I Believe / All I Need To Know (Medley)
Duran Duran’s best B-side is this medley from the ‘All She Wants’ Is single, which was the second 45 from 1988’s Big Thing. How could they write something as good as this and then two years later struggle so badly with Liberty?

A Matter of Feeling
Lovely ballad from Notorious. Very mature and some great lyrics from Simon.

My Antarctica
THE best song from Liberty by a country mile. The executives at EMI must have had cotton wool in their ears not to have recognised that this could have been a classic in the vein of ‘Save A Prayer’. They were probably scared to release a ‘slow’ song as a lead single, but to choose The Violence of Summer over this was madness. An instrumental variation of ‘My Antarctica’, called ‘Throb’, was actually the B-side to that single, just to rub salt in the wound. The band haven’t even recognised the quality – they never play it. Brilliant lyric from Simon.

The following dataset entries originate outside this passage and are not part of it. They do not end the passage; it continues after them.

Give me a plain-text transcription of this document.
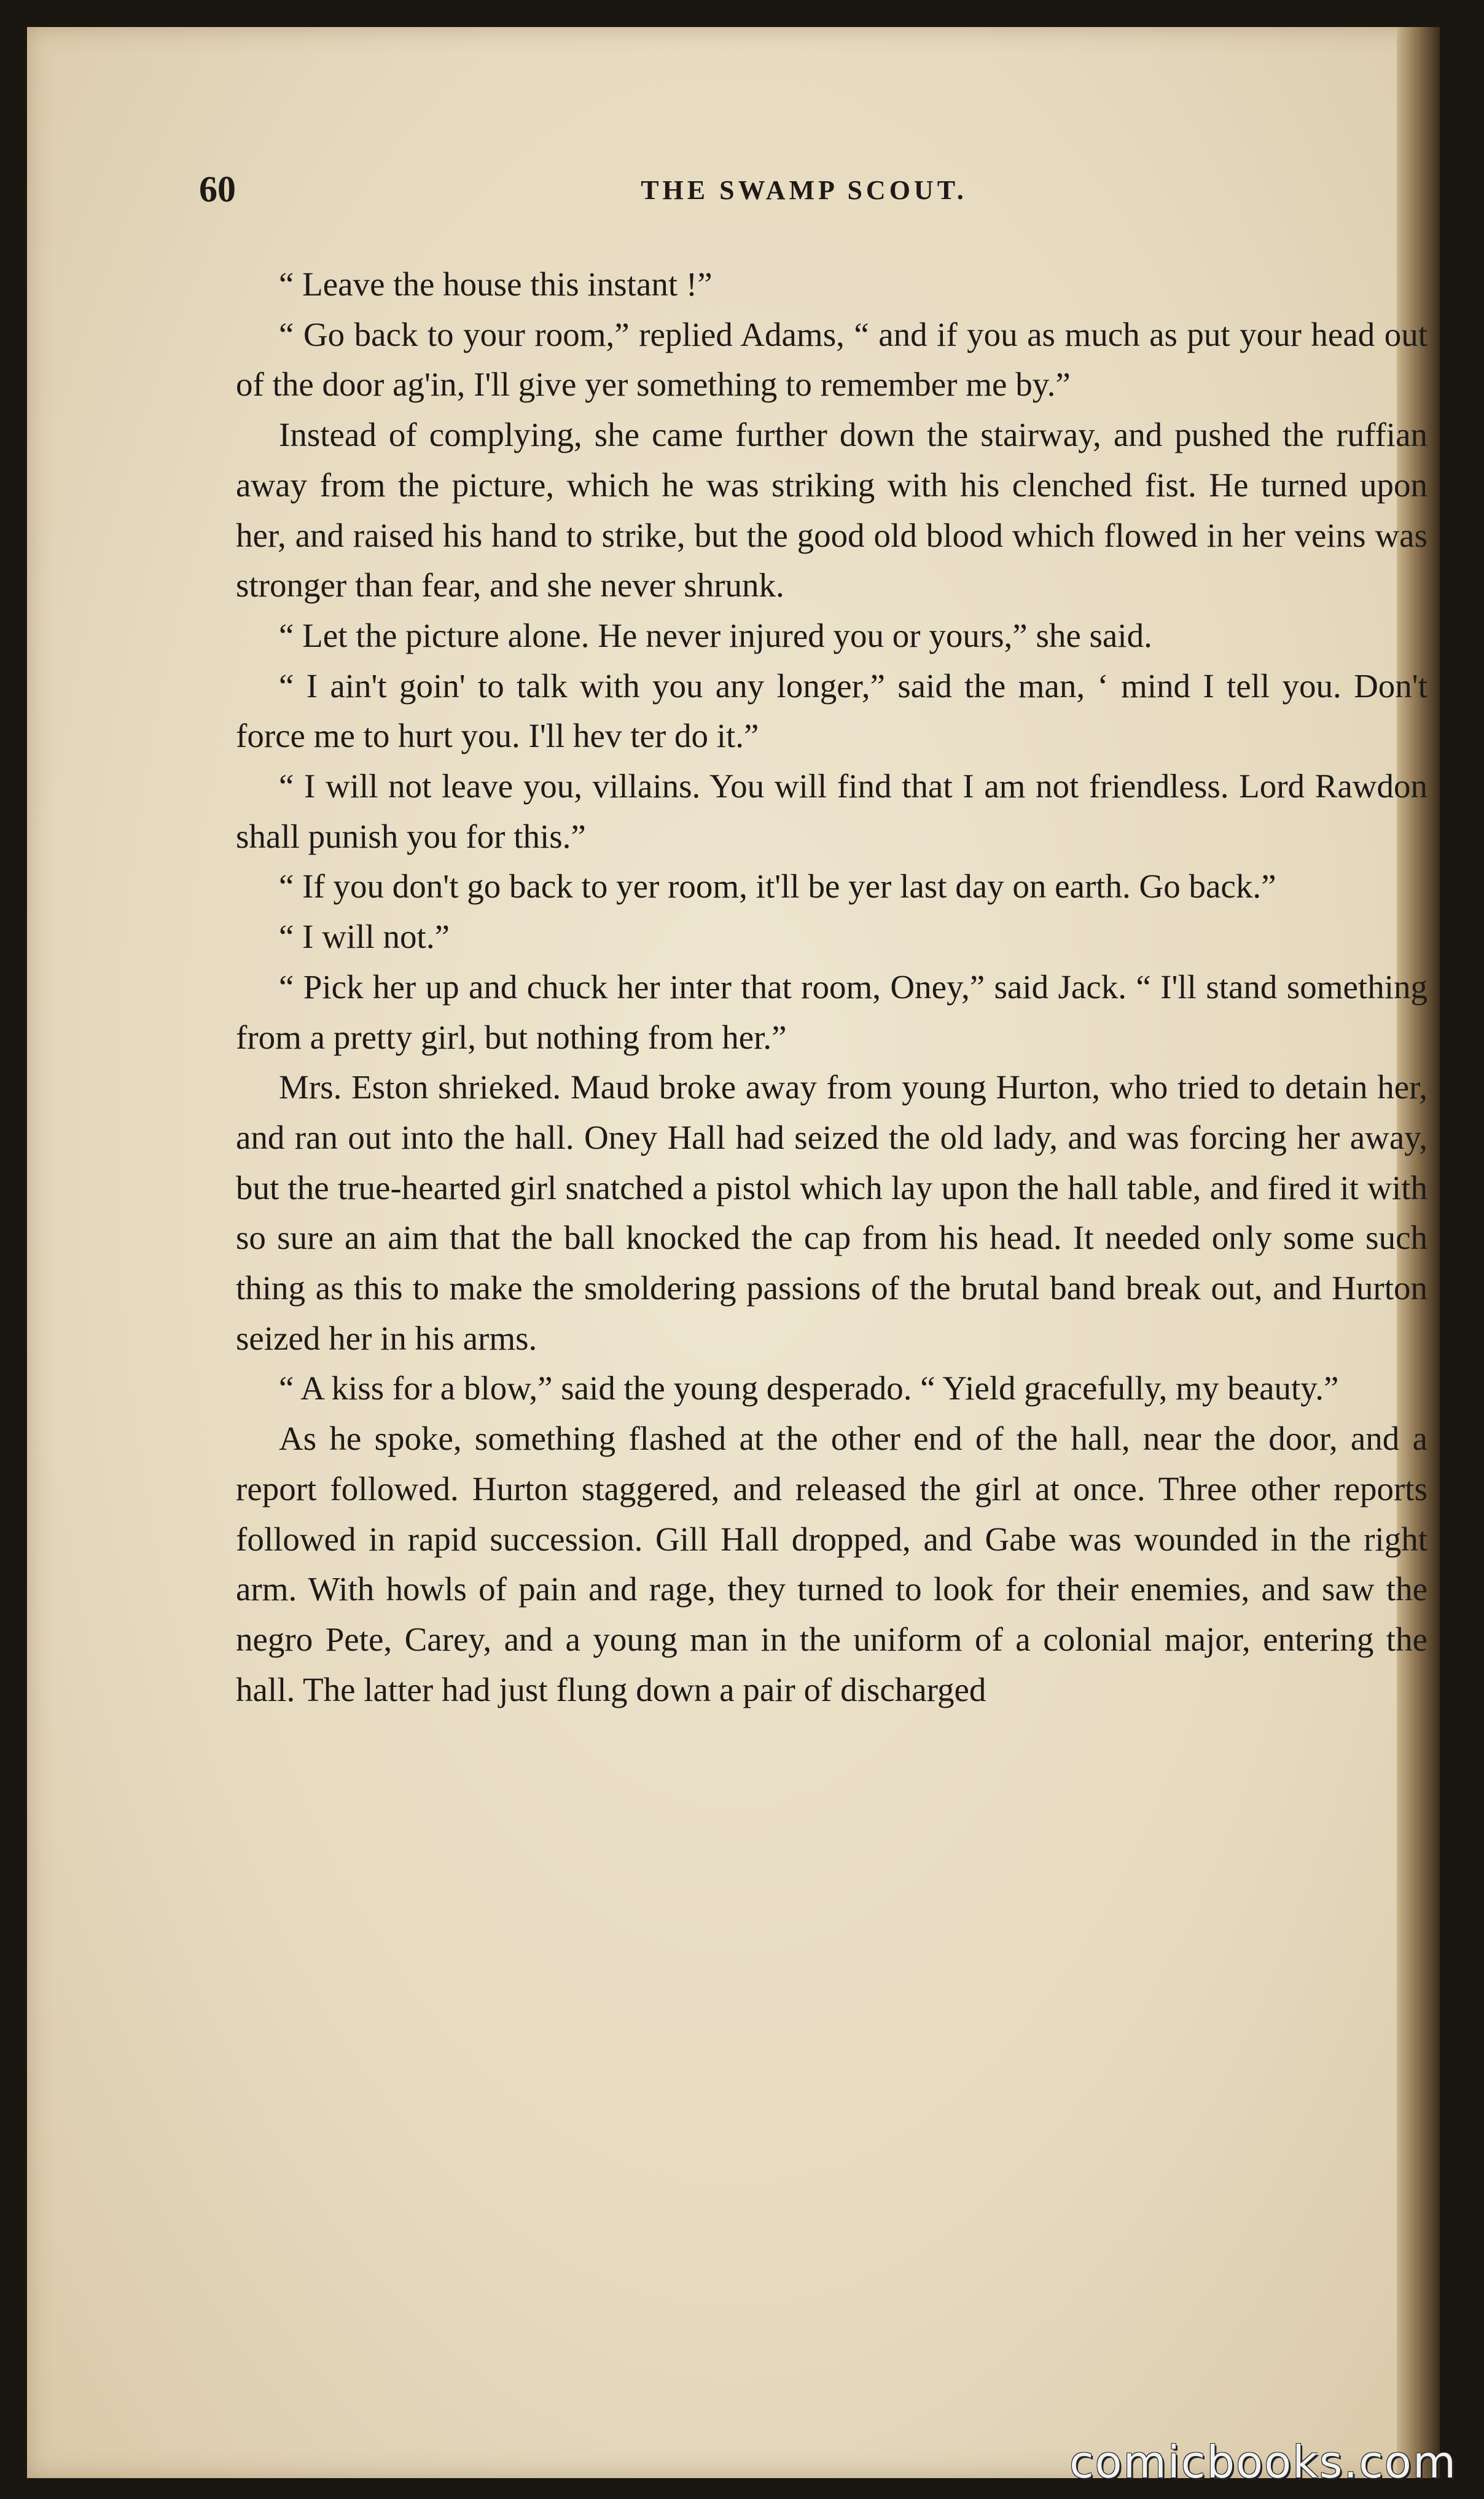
60	THE SWAMP SCOUT.

“ Leave the house this instant !”

“ Go back to your room,” replied Adams, “ and if you as much as put your head out of the door ag'in, I'll give yer something to remember me by.”

Instead of complying, she came further down the stairway, and pushed the ruffian away from the picture, which he was striking with his clenched fist. He turned upon her, and raised his hand to strike, but the good old blood which flowed in her veins was stronger than fear, and she never shrunk.

“ Let the picture alone. He never injured you or yours,” she said.

“ I ain't goin' to talk with you any longer,” said the man, ‘ mind I tell you. Don't force me to hurt you. I'll hev ter do it.”

“ I will not leave you, villains. You will find that I am not friendless. Lord Rawdon shall punish you for this.”

“ If you don't go back to yer room, it'll be yer last day on earth. Go back.”

“ I will not.”

“ Pick her up and chuck her inter that room, Oney,” said Jack. “ I'll stand something from a pretty girl, but nothing from her.”

Mrs. Eston shrieked. Maud broke away from young Hurton, who tried to detain her, and ran out into the hall. Oney Hall had seized the old lady, and was forcing her away, but the true-hearted girl snatched a pistol which lay upon the hall table, and fired it with so sure an aim that the ball knocked the cap from his head. It needed only some such thing as this to make the smoldering passions of the brutal band break out, and Hurton seized her in his arms.

“ A kiss for a blow,” said the young desperado. “ Yield gracefully, my beauty.”

As he spoke, something flashed at the other end of the hall, near the door, and a report followed. Hurton staggered, and released the girl at once. Three other reports followed in rapid succession. Gill Hall dropped, and Gabe was wounded in the right arm. With howls of pain and rage, they turned to look for their enemies, and saw the negro Pete, Carey, and a young man in the uniform of a colonial major, entering the hall. The latter had just flung down a pair of discharged

comicbooks.com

Back to 1982 for the B-side to ‘Careless Memories’, the single that momentarily worried the band by peaking at a lowly number 37 in the UK (‘Girls on Film’ came to the rescue). The other track on the 12-inch was Duran’s cover of David Bowie‘s Fame.

To The Shore
Atmospheric number from the debut that was left off the original US version of the album, to make room for the Night Version of ‘Planet Earth’. When Capitol reissued the album after the success of Rio, it was still left off because they added ‘Is There Something I Should Know?’ which was a non-album single in the UK.

The Chauffeur
This song never gets boring, but just in case, this is the impressive acoustic version that was the B-side to the ‘Rio’ single in the UK.

This Tongue-in-cheek number from The Wedding Album (“making love to the ultimate mind”) shouldn’t work, but it’s just so much fun, really melodic and has a very creative arrangement (those parping horns are great).

The Krush Brothers LSD Edit
‘The Edge of America’ and ‘Lake Shore Driving’ close 1988’s Big Thing in a beautifully evocative and widescreen manner. For the Do You Believe In Shame? single this truncated version was created as a bonus track on some of the formats.

We Need You
The B-side to the ‘Skin Trade’ single (from Notorious) is winningly earnest with some ‘jazzy’ interludes where Nick Rhodes shows off his piano ‘skills’.